I suppose M&S employees (unlike their counterparts in the tech industry) never expected to get rich quick on share options or bonuses with the company, but they certainly never expected to see them more than halve in value either.
And, of course, one of the great tragedies of M&S was that senior management seemed to ignore what the people on the shopfloor were telling them about the clothes and so the fall in fortune for the staff can clearly be laid at the door of some now departed managers.
As for the spring/summer collection, there were things I liked and things I didn't. The one item I thought was particularly nice (a lilac suede jacket) turned out to be the second most expensive piece in the collection thus proving to me that I can unerringly pick things at the top end of the market!
I did a little bit of investigation in-store afterwards and found that many of the skirts and jackets which did, actually, look great on the models (none of whom looked as though they'd ever eaten a quick M&S ready-meal in their lives) were still not displayed to best advantage in the stores themselves. Maybe they hadn't got around to it, but there's no doubt that you can have the most wonderful product in the world but if you don't show it to the best advantage people will just pass by.
I wish M&S well (and in Ireland they don't need it as much as in the UK since the Irish stores are so profitable that M&S want to open more here) but they still need to realise that women buy clothes to make themselves feel good and look good and not just because they need a new pink cardie.

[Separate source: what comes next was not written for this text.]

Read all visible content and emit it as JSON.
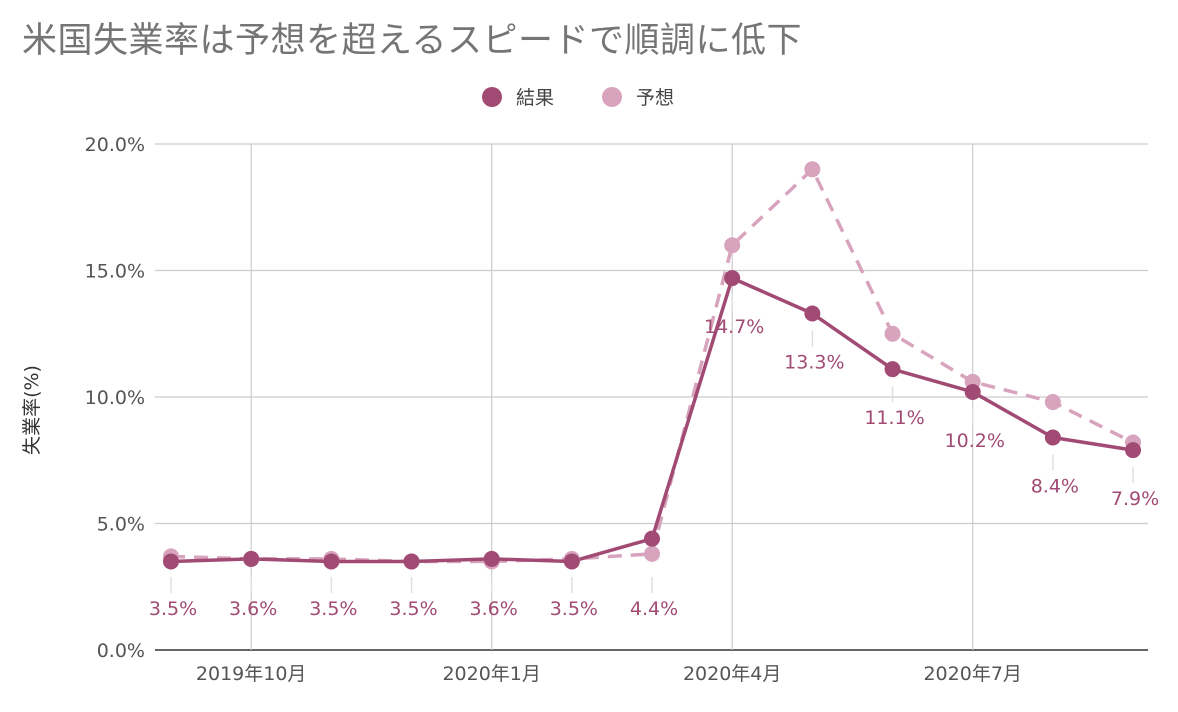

I'll hang on to my own few shares for the time being (having bought them around these levels anyway) but I'm not expecting great things in the immediate future.
Great things are not expected in the US either after the University of Michigan's most recent consumer confidence survey. As you may remember, this is a number the markets take seriously and most people were looking for a slower rate of decline following the January rate cuts from the US Federal Reserve Bank.
The number came in at 87.8 against expectations of 91 (the last number was 94.7). The effect was to drive the dollar lower and, for the first time in a long time, push the price of gold up. It's now around $255/60 an ounce although that's not saying much since it's still close to its 20-year lows.
Let's face it, gold doesn't have the allure for the investor it once did. You can sit and look at it, but you can't make it work for you, the prerequisite of any investment these days.
The dollar, of course, has been the currency of choice for investors wanting to make their money work and the market has believed in a strong dollar policy for the last number of years. That took a dent, though, when Paul O'Neill, the Treasury Secretary, said that the US wasn't pursuing such a policy and that the strong dollar was the result "of a strong economy".
In fact this is a kind of radical turn-around as far as the markets are concerned and may well signal the end of its love affair with the buck.
O'Neill's comments have made the market uncertain which leaves it rife for rumour and paranoia. And the current more turbulent conditions make it a lot more likely that the dollar graph will spike up and down in a way that it hasn't for quite some time.
Besides Michigan, other numbers have shown different facets to the US economy. Housing starts in January were stronger which is good for the construction industry but wholesale prices were higher which the bond market didn't like very much because bond traders fear that higher prices will stop the Fed cutting rates again. Unlikely - Greenspan's eye is not as firmly focused on inflation as it once was, he's more concerned with preventing recession.
I don't know whether he'll manage it. Just as I don't know whether M&S will finally turn the corner. But it'll be certainly interesting watching them both to find out.